# another nail question



## StGeorgeK9 (Jan 5, 2008)

Ava has always had issues with her nails being clipped and then just before we moved I took her to someone and they quicked her pretty bad and it became almost impossible to touch them. I have been working with her for months now, and now have her to the point where I can trim them easily (she still doesnt like it, but she allows it without having a meltdown)

The problem I am having now is they got too long while I was working with her on accepting handling again. I have been trimmining them a couple times a week trying to get them back to where they should be but the quick doesnt seem to be shrinking back so that I can get them shorter. 

Am I wrong in thinking that with regular trimming the quick is supposed to shrink back? Is there something else I can try?


----------



## JKlatsky (Apr 21, 2007)

With regular trimming they should start to shrink back, but the other thing that helps is filing. If you can use a dremel, or even a nail file every day it will help with her foot sensitivity and also help to get the quick t recede.


----------



## StGeorgeK9 (Jan 5, 2008)

I do use a dremmel after the trim to smooth up edges, Do you think if I use the dremmel daily that would help in between the nail trims?


----------



## Elaine (Sep 10, 2006)

Why are you using both a clipper and the grinder? If she handles the grinder fine, I would use that and only that once a week as you can get a much closer trim without hitting the quick. It sounds like you are not trimming as much as you should if the toes are still too long. If you are not sure of yourself and afraid you are too close, you can try and grind back as far as you can comfortably go and then grind off just the outside shell of the nail, leaving the soft inner part. This leaves it exposed and will back up the quick very quickly.


----------



## StGeorgeK9 (Jan 5, 2008)

She really doesnt like the dremel at all, so I can still only do very short sessions with it right now. (which is why I was only using it to touch up edges) I'm trying to get her to the point where she is completely relaxed while working on her feet with either the clippers or the dremel so I didnt want to push too hard too fast. But I will start stepping up the use of the dremel.


----------



## EJQ (May 13, 2003)

Have you tried giving her a treat every time you touch her nails? It might help her to understand that this can be a positive experience.


----------



## StGeorgeK9 (Jan 5, 2008)

yes, that is how we got to the point we are now. We started with just handling the paws and rewarding, then touching with clippers or dremel, reward, small tip on one claw, reward... etc.... She has come a long long way in the past few months. But in the process (and we are not all the way there yet) her nails have gotten longer than they should. Honestly, I dont know what all happened at that groomers. All I know for sure is that while she didnt like her nails done before, she would accept it, but afterwards, she didnt want anyone to even look at her paws very hard. So, I will not trust her feet to someone else again, and will continue to work them back to where they need to be. I guess I just thought I would be closer by now.


----------



## pinkanml (Sep 3, 2007)

I've found that smaller sized nail clippers with thinner blades are able to kinda "shave" the nail in thin slices, so you can get pretty close to the quick with them.

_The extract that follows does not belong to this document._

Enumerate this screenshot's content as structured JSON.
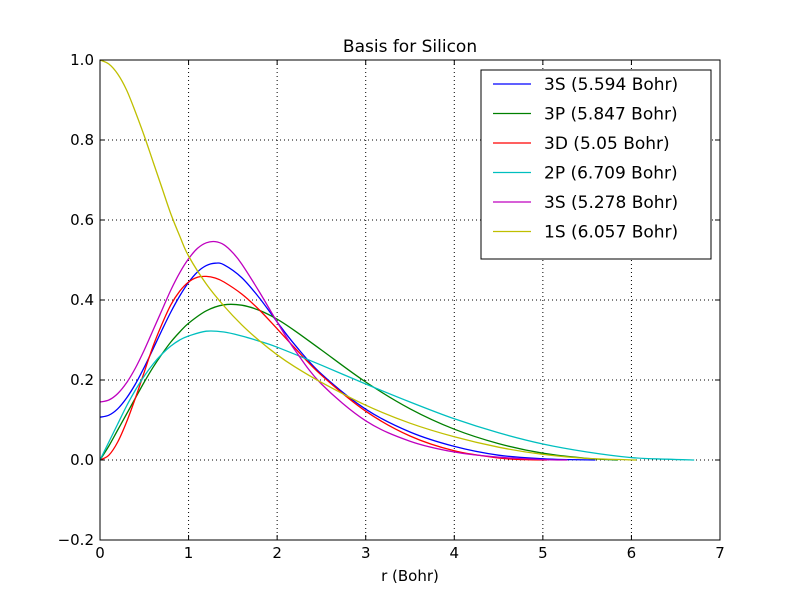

I had this cheap small/med size one from Petsmart when Nico was a pup and it lasted me until a few months ago. That thing could shave the nail like cold butter, and I always got remarks on how short his nails were. 

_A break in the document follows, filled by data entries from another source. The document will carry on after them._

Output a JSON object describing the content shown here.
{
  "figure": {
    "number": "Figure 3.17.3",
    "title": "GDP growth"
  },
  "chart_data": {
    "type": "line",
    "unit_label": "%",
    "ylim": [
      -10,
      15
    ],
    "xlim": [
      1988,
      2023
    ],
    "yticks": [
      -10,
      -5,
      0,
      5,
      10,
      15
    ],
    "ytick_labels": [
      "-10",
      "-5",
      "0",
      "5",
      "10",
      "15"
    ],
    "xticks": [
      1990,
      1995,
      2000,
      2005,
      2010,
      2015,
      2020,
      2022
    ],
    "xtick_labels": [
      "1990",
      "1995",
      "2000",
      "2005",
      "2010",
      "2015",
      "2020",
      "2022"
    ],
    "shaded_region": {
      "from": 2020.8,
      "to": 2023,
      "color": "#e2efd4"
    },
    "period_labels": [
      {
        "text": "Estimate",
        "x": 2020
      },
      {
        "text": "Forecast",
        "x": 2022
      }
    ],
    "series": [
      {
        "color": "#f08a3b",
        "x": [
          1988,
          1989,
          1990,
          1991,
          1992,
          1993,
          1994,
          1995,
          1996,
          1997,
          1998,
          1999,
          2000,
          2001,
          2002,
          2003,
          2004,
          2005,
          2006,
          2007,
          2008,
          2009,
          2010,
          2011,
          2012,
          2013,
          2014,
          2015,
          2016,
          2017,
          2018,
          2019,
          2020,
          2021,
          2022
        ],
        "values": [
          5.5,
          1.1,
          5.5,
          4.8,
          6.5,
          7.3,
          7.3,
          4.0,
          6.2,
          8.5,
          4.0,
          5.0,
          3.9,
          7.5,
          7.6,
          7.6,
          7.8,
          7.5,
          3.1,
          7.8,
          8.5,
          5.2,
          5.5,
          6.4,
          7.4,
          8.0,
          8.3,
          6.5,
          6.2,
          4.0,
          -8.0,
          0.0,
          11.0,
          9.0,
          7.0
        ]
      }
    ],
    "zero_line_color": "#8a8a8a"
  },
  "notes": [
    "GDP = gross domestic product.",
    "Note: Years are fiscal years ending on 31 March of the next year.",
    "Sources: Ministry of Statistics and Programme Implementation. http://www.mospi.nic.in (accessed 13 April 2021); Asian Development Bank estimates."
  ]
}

Sasha's are a different story, she has really resistant quicks and her nails were long when I got her a couple years ago. They're still longer than I like, but off the floor. I got them back by cutting as close as possible (using multiple thin cuts) and then beveling the edges by cutting the sharp angles off. That kinda exposed the interior like mentioned above with the dremel.

Figures I went ahead and bought a med/large clipper the other day and quicked her bad for the first time ever. I'm going to donate it to the daycare and go buy a smaller one, or probably a dremel.

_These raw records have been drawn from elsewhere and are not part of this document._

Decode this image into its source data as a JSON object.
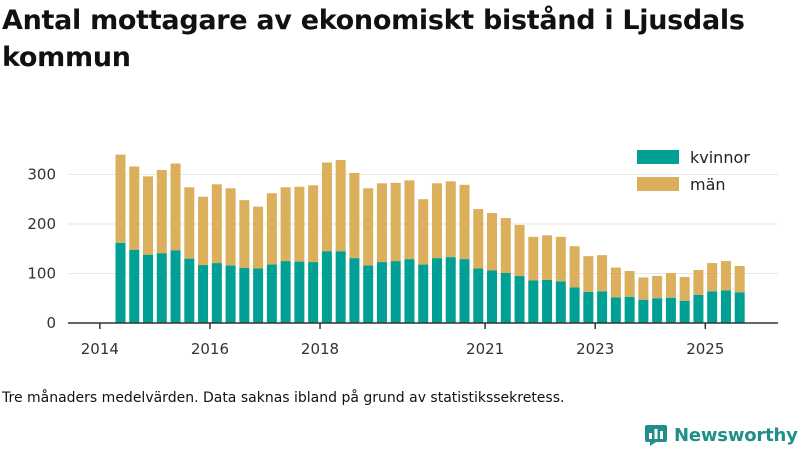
{
  "title": "Antal mottagare av ekonomiskt bistånd i Ljusdals kommun",
  "footnote": "Tre månaders medelvärden. Data saknas ibland på grund av statistikssekretess.",
  "brand": {
    "name": "Newsworthy",
    "icon": "bar-chart-logo-icon"
  },
  "colors": {
    "kvinnor": "#00a094",
    "man": "#dbaf5b",
    "axis": "#333333",
    "grid": "#e6e6e6"
  },
  "chart_data": {
    "type": "bar",
    "stacked": true,
    "title": "Antal mottagare av ekonomiskt bistånd i Ljusdals kommun",
    "xlabel": "",
    "ylabel": "",
    "ylim": [
      0,
      360
    ],
    "yticks": [
      0,
      100,
      200,
      300
    ],
    "xticks": [
      {
        "label": "2014",
        "at": -1.5
      },
      {
        "label": "2016",
        "at": 6.5
      },
      {
        "label": "2018",
        "at": 14.5
      },
      {
        "label": "2021",
        "at": 26.5
      },
      {
        "label": "2023",
        "at": 34.5
      },
      {
        "label": "2025",
        "at": 42.5
      }
    ],
    "legend": {
      "position": "top-right",
      "entries": [
        "kvinnor",
        "män"
      ]
    },
    "series": [
      {
        "name": "kvinnor",
        "values": [
          162,
          148,
          138,
          141,
          147,
          130,
          117,
          121,
          116,
          111,
          110,
          118,
          125,
          124,
          123,
          145,
          145,
          131,
          116,
          123,
          125,
          129,
          118,
          131,
          133,
          129,
          110,
          106,
          101,
          95,
          86,
          87,
          84,
          72,
          63,
          64,
          52,
          53,
          47,
          50,
          51,
          45,
          57,
          64,
          66,
          62
        ]
      },
      {
        "name": "män",
        "values": [
          178,
          168,
          158,
          168,
          175,
          144,
          138,
          159,
          156,
          137,
          125,
          144,
          149,
          151,
          155,
          179,
          184,
          172,
          156,
          159,
          158,
          159,
          132,
          151,
          153,
          150,
          120,
          116,
          111,
          103,
          88,
          90,
          90,
          83,
          72,
          73,
          60,
          52,
          45,
          45,
          50,
          48,
          50,
          57,
          59,
          53
        ]
      }
    ]
  }
}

How close are you getting, can you start to see that black central dot in the nail? Also maybe just hand filing would work if she hates the dremel.


----------



## StGeorgeK9 (Jan 5, 2008)

Do you have a pic or a web site where you got your clippers Jessica? I bought new ones, that are much sharper than the the others, which helped a lot, but if I could find an even sharper set I'm sure it would be better still. I do try to shave off and just take a little at a time and I do get it down to that dot, I get close, and have actually quicked her slightly myself on accident (fortunately it was not enough that she even noticed herself). Since I'm doing this a couple times a week right now, there isnt much to take off each time anyway so I've been trying to be careful. I will pick up a hand file the next time we are out at the pet store, that may be the best way to go. Ava's nails are not touching the floor when she stands, but she still has a pretty good clipping sound when she walks on the tile and wood floors. 

I'm not sure I understand what you mean by exposing the interior. Do you file the underside and the edges to do that?


----------



## pinkanml (Sep 3, 2007)

I bought the clippers at Petsmart and they were just the generic black handled brand. When I went back to get another pair, they had changed to ones with blue handles and they were completely different









To expose the outside, rather than clipping straight across the nail, with the clipper flush against, I would tilt the clipper to catch the edge on an oblique plane and cut the corners away from the middle (if that makes any sense) on the left and right, which left a little point at the top that I'd trim off too.

I will have to post pics later, though it will be hard to do it with these stupid clunky ones I have now.


----------



## StGeorgeK9 (Jan 5, 2008)

Thanks so much Jessica!!


----------



## pinkanml (Sep 3, 2007)

You're welcome, I really hope that awful explanation helped


----------